ThinkModo’s first trick was a fake marriage proposal in Central Park, which Krivicka explained was just a test run to get attention. The group then worked with a razor company focused on head-shaving. Limitless, though, is the big time.

Krivicka said they were approached by Relativity Media, the company behind the film, who wanted some “nontraditional marketing.” ThinkModo came up with a few ideas and the Times Square hack was chosen, but the best part was how they pulled it off.

“Instead of some crazy CGI, we actually went to the screens and paid to play our own stuff on them,” said Krivicka. They just synced what was playing on the iPhone to what was really on the screen.

Despite claims in comments sections from all sorts of “video experts” that the YouTube video was an expert hoax, because of the advanced use special effects, or assertions that the video must be real, because it’d be too hard or too expensive to fake, neither is exactly right. The group didn’t hack the screens, they just put up the money for the Times Square ad time.

Though they declined to give a number, Krivicka said renting the screens was “not cheap,” but the film company footed the bill.
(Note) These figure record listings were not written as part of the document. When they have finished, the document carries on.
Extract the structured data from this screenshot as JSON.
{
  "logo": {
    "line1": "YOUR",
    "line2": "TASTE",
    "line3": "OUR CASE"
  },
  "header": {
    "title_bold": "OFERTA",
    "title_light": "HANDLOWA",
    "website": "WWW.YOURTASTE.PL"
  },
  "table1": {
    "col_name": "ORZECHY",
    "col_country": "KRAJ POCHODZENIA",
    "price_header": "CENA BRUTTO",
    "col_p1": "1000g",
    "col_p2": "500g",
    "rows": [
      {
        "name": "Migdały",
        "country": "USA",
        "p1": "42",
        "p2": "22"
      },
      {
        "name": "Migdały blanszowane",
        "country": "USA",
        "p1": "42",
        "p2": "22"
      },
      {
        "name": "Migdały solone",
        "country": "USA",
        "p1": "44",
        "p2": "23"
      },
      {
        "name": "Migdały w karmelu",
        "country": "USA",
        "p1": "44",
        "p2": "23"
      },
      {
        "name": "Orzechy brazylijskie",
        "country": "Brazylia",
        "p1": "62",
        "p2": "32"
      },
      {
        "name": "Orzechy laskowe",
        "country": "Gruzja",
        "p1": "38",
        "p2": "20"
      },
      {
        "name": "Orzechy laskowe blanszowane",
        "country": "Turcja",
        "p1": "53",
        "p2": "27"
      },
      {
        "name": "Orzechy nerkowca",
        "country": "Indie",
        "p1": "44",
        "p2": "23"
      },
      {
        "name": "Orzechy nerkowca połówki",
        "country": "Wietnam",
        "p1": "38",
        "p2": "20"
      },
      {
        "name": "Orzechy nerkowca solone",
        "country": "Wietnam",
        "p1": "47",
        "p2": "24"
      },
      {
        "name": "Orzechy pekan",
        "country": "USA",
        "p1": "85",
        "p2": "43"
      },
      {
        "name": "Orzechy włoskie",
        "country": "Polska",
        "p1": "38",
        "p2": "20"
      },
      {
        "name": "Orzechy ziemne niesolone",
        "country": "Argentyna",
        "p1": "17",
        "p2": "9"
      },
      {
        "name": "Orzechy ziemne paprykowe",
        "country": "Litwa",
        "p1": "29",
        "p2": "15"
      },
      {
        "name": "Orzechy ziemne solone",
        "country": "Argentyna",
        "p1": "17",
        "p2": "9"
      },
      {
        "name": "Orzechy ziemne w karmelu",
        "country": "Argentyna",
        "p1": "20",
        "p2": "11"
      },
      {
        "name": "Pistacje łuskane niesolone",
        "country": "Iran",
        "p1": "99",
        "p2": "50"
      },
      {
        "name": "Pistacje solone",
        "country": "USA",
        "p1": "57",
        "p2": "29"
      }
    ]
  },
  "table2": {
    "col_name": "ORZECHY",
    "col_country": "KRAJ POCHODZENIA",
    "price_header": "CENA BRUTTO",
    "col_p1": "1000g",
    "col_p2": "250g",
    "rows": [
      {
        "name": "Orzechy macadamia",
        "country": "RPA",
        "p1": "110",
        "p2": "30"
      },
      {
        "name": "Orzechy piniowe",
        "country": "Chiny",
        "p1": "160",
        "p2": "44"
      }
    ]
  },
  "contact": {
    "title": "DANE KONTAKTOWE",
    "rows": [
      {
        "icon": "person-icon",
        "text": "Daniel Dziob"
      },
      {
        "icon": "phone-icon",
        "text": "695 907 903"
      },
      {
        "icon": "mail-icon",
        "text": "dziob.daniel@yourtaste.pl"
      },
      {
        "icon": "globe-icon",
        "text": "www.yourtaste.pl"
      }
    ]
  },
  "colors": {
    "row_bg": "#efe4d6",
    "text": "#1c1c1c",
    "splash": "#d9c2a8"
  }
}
The companies that owned the screens were in on the plan too. ThinkModo simply rented the jumbo screen for one hour, with their video clip cycling through every 60 seconds. The smaller screens showed their video every 30 seconds. (In the original video, when the “hack” occurs, the tricksters are interrupting an ad already running: the trailer for Limitless.)

Everyone thought “this is some high-tech shit,” Krivicka said. “Everybody was wrong. We just rented the screens because we’d rather go the simple way that nobody ever thinks of. No special effects, no trickery, nothing.” The only trick, he said, was using “shaky, amateurish” footage, “made to look like something it’s not.”

Percelay, a former producer for Saturday Night Live, said that his team “was able to fool a lot of people, despite the laws of physics. But we also gave them a good time, which is part of our philosophy.” Percelay even claimed the Department of Transportation is working to find out “who hacked the screens in Times Square.” They we worried, he said.

But there’s nothing to worry about except gullibility. “There’s always some people who feel let down,” Krivicka said, “but it’s working.”

The “hacker” credits the idea to “NZT… a pill that allows me to use 100% of my brain. It enabled me to create this revolutionary transmitter and repeater. One pill a day and you are limitless.” Get it?